How much can I contribute to a stakeholder pension?

The minimum contribution which can be made to a stakeholder pension is £20 gross a month. You can pay in contributions on a regular basis or make occasional lump sum payments and increase these at any time.

What are the costs of a stakeholder pension?

Only one charge can be made against a stakeholder pension - the Annual Management Charge (AMC).

The AMC covers the administration and management of the plan. For the first ten years of the contract, the AMC cannot exceed 1.5 per cent per annum of the fund value. From ten years onwards, the AMC limit falls to 1per cent per annum.

What can a stakeholder pension invest in?

Stakeholder pensions can invest in the unit-linked pension funds offered by the insurance company of your choice. Typically a stakeholder pension provider will offer around a dozen funds to choose from, although some, such as Legal & General offer over 50. Some providers also offer  funds from external fund managers.

The range of funds typically covers the following fund types:

  • Risk-based managed funds, e.g. cautious, balanced
  • UK and overseas equity funds
  •  Index tracker funds
  •  Cash funds
  •  Gilt and fixed interest (bond) funds

What if I don't know what investment fund to select?

Stakeholder pension providers must offer a ‘default’ fund for investors who do not wish to make investment decisions. The default fund should be subject to ‘lifestyling,’ which means that during the years leading up to retirement, the fund will gradually be shifted into less volatile investments, such as bonds and cash, thereby providing greater security as you approach retirement.Are

therany charges for changing my investment choice or contribution level

You can switch between the investment funds of your provider at any time, without cost. There are also no penalties for stopping, or reducing contributions, and you can transfer to another stakeholder provider without charge at any time.

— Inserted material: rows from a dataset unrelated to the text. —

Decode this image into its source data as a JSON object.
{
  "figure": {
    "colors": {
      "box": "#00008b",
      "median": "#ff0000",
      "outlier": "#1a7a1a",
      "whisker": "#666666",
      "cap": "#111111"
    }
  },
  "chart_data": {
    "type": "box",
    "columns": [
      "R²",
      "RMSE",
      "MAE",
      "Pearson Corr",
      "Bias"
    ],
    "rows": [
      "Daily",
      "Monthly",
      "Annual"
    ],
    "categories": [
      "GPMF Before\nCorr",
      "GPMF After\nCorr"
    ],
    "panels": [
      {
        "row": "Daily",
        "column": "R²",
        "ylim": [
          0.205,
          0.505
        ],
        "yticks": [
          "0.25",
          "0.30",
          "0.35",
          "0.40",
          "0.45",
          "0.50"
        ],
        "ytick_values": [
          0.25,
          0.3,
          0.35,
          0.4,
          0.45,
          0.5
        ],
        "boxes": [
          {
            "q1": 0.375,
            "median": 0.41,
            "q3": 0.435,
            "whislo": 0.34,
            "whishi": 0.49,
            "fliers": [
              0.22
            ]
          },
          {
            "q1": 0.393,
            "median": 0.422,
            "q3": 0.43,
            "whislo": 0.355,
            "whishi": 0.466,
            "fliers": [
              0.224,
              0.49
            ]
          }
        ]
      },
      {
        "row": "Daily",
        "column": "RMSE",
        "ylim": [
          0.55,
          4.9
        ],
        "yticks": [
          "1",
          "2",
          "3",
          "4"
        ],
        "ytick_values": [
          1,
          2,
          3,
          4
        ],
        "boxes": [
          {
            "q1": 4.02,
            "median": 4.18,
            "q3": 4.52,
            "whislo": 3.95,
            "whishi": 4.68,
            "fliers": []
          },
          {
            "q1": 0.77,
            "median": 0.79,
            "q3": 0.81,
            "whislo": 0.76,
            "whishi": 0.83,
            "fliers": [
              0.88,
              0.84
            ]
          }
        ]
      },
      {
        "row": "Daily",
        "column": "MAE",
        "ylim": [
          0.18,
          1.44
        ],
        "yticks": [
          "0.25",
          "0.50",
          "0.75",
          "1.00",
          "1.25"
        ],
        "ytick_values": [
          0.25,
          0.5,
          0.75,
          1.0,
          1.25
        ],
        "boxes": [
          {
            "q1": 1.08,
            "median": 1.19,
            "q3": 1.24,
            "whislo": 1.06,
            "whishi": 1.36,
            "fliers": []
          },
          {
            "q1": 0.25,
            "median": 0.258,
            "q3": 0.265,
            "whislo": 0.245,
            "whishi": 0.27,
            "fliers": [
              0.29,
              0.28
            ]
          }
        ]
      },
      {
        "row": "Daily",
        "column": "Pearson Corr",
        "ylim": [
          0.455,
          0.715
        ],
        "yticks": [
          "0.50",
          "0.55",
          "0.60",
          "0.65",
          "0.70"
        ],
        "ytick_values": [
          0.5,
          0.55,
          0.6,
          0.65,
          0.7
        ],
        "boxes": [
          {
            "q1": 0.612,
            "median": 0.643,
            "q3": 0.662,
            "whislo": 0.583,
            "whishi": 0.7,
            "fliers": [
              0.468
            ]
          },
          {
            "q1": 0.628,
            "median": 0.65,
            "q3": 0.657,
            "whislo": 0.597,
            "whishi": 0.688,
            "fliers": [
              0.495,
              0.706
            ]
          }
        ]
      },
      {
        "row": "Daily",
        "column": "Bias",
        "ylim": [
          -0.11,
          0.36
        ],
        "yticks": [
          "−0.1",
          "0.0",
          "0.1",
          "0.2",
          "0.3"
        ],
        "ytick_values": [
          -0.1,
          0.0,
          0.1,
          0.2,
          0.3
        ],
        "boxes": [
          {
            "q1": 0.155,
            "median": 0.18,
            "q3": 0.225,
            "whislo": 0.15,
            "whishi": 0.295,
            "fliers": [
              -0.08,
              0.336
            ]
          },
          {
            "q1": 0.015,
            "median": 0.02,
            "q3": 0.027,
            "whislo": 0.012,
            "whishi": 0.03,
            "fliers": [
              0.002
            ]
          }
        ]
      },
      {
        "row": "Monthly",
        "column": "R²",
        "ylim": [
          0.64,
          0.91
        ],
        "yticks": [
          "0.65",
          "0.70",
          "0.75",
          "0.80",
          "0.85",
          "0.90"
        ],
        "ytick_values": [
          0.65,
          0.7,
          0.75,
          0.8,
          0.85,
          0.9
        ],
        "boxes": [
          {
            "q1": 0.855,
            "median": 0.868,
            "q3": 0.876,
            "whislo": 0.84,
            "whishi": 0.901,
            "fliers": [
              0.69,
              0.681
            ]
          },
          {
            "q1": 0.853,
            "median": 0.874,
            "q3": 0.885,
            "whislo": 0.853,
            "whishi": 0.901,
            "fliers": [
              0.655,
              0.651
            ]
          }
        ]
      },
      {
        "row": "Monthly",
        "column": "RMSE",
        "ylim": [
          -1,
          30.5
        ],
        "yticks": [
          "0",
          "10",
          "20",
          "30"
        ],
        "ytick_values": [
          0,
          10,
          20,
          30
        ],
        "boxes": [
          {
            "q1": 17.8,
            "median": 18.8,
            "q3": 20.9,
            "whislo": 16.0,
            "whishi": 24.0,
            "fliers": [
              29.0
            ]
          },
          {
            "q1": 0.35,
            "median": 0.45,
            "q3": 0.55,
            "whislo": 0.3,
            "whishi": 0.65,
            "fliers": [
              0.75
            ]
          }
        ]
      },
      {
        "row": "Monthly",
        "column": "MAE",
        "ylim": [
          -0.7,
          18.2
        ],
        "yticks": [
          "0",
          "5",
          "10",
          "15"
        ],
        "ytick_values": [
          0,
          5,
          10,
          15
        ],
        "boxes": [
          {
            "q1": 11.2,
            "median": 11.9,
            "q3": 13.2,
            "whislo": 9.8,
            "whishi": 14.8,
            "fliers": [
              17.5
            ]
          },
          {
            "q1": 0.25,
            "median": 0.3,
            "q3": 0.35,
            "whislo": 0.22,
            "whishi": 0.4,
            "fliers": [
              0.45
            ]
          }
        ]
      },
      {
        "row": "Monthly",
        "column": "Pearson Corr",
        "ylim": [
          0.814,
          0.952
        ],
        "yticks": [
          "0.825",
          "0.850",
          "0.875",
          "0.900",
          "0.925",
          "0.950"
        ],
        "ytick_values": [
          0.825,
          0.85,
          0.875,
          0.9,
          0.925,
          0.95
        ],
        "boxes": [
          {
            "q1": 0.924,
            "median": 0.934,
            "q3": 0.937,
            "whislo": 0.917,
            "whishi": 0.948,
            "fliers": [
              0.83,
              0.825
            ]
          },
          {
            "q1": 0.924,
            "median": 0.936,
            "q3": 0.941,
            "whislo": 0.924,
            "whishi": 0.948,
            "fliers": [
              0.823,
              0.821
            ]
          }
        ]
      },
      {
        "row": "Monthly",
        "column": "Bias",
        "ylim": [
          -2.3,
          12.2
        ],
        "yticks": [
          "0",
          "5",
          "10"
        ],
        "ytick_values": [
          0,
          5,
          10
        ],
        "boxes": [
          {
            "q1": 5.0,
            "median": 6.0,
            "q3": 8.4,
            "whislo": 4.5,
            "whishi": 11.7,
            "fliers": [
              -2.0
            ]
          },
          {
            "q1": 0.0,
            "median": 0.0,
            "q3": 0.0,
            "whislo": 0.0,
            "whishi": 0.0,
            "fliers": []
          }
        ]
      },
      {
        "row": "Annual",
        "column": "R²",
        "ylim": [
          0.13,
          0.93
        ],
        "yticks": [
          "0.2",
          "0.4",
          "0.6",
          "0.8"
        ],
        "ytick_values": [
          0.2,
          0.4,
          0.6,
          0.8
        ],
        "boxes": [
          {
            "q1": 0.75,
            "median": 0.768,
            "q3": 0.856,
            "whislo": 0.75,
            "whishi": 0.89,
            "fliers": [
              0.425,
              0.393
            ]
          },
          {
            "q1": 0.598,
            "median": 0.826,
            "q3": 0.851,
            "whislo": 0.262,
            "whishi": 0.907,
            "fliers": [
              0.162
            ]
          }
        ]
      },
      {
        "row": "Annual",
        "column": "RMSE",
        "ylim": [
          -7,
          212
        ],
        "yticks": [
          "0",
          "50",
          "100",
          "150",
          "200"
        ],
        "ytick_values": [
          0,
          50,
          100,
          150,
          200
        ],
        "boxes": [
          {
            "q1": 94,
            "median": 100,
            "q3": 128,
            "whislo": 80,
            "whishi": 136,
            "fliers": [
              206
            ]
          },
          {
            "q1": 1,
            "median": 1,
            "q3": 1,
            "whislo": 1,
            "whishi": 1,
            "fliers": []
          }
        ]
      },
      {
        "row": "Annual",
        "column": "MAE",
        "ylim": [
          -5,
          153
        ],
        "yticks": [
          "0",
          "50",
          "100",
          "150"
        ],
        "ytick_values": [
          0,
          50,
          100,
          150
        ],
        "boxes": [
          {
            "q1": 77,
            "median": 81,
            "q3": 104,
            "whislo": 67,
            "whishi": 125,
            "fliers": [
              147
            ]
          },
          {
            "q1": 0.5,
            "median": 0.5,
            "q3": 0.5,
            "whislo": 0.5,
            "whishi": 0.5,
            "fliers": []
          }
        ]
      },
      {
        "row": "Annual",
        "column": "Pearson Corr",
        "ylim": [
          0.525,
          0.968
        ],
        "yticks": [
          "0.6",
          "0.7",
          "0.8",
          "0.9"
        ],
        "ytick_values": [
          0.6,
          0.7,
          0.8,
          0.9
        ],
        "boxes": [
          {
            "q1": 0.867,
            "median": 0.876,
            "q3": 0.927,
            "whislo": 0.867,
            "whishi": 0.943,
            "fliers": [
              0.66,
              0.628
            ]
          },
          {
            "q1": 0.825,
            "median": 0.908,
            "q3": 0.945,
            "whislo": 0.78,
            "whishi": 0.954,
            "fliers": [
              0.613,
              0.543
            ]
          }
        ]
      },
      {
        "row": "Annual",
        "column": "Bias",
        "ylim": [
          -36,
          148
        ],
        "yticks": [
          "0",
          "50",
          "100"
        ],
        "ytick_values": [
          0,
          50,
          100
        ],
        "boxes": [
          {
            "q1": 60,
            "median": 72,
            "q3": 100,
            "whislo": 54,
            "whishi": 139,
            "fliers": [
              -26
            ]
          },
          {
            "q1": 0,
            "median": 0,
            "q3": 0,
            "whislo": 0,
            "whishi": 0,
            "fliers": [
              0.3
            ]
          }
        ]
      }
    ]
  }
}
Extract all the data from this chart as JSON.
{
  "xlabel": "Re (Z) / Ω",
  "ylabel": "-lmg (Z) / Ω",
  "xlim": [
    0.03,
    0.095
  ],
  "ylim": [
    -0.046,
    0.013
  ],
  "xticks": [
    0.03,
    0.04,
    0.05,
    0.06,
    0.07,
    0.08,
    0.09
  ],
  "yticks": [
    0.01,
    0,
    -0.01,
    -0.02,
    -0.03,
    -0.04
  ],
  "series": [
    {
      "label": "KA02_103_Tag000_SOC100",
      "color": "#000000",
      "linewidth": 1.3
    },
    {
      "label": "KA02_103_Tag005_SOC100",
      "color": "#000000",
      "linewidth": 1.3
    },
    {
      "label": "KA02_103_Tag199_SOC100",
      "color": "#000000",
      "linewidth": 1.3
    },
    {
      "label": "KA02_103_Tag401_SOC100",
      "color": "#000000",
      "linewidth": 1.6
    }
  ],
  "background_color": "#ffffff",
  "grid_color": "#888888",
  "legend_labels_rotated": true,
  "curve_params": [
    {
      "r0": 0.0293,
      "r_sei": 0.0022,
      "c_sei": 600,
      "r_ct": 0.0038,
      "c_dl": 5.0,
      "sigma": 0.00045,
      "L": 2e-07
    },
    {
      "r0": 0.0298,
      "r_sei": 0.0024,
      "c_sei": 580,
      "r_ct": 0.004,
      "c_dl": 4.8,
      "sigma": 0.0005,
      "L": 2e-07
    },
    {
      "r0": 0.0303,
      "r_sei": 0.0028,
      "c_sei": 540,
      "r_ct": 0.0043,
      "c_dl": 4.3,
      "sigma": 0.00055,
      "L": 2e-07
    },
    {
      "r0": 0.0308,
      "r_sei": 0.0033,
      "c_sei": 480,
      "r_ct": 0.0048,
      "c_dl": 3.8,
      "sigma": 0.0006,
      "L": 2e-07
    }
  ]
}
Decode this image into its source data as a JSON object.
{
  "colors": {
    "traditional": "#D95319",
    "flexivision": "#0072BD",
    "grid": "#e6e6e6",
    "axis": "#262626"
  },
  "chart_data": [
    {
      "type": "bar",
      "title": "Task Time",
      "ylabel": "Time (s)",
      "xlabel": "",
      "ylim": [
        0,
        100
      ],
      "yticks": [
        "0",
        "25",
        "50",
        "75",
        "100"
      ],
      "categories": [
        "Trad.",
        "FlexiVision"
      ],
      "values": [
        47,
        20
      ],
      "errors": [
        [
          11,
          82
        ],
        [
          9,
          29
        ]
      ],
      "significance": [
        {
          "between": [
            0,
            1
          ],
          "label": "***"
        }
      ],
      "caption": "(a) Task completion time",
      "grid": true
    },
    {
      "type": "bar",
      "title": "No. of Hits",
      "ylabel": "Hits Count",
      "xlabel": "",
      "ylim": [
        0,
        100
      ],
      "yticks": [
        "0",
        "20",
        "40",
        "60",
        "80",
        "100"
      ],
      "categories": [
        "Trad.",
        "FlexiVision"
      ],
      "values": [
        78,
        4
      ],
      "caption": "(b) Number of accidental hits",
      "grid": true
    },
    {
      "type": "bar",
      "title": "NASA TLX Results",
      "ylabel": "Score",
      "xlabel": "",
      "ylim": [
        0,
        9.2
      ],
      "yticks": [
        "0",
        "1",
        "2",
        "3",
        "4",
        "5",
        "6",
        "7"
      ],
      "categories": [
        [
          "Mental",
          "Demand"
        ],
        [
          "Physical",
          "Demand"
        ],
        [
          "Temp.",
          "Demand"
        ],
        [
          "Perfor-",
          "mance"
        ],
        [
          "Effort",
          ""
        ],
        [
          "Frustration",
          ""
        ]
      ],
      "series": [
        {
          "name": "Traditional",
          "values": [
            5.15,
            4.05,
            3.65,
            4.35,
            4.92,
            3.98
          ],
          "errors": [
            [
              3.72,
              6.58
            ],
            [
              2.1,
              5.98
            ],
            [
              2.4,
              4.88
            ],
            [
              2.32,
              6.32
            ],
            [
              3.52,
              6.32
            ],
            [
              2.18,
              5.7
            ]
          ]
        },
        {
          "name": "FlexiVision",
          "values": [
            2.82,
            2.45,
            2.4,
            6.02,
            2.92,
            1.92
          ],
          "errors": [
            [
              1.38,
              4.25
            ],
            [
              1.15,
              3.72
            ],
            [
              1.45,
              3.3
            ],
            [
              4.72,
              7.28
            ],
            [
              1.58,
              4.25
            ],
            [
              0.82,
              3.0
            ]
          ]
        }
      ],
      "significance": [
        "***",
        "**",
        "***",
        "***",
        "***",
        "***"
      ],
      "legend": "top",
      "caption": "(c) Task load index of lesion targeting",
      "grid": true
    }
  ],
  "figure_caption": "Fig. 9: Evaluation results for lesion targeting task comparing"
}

What happens to my stakeholder when I die?

The full value of your stakeholder pension will normally be used to provide a cash lump sum for your dependants, unless part of it has to be used to buy a pension for your spouse or registered civil partner.

This could happen if you have a separate fund called a ‘protected rights’ fund because you've contracted out of the State Second Pension (formerly known as Serps).

If you have no dependants, the fund will be paid to your estate.

When can I take the benefits from my stakeholder pension?

You can take your stakeholder pension benefits any time between age 50 and 75, even if you're still working. From 6 April 2010, however, the minimum age at which you can normally start taking your pension will rise from age 50 to 55.

How can I take the benefits from my stakeholder pension?

At your selected pension date you will have a number of options:

  • use your entire stakeholder pension fund to buy an annuity which will give you a regular taxable income for life;
  • take up to 25 per cent of your fund as a tax-free cash lump sum, and using the balance to provide a (reduced) taxable pension for life, via an annuity;
  • give up part of your pension, to provide a taxable pension for your spouse, registered civil partner or other dependant after you die;
  •  choose whether you want your pension to remain level throughout your life or to increase automatically each year (known as escalation);
  • delay the purchase of an annuity, but still take up to 25 per cent tax free cash and a taxable income (if you want) via an Unsecured Pension, while leaving the balance of your fund invested in the stockmarket.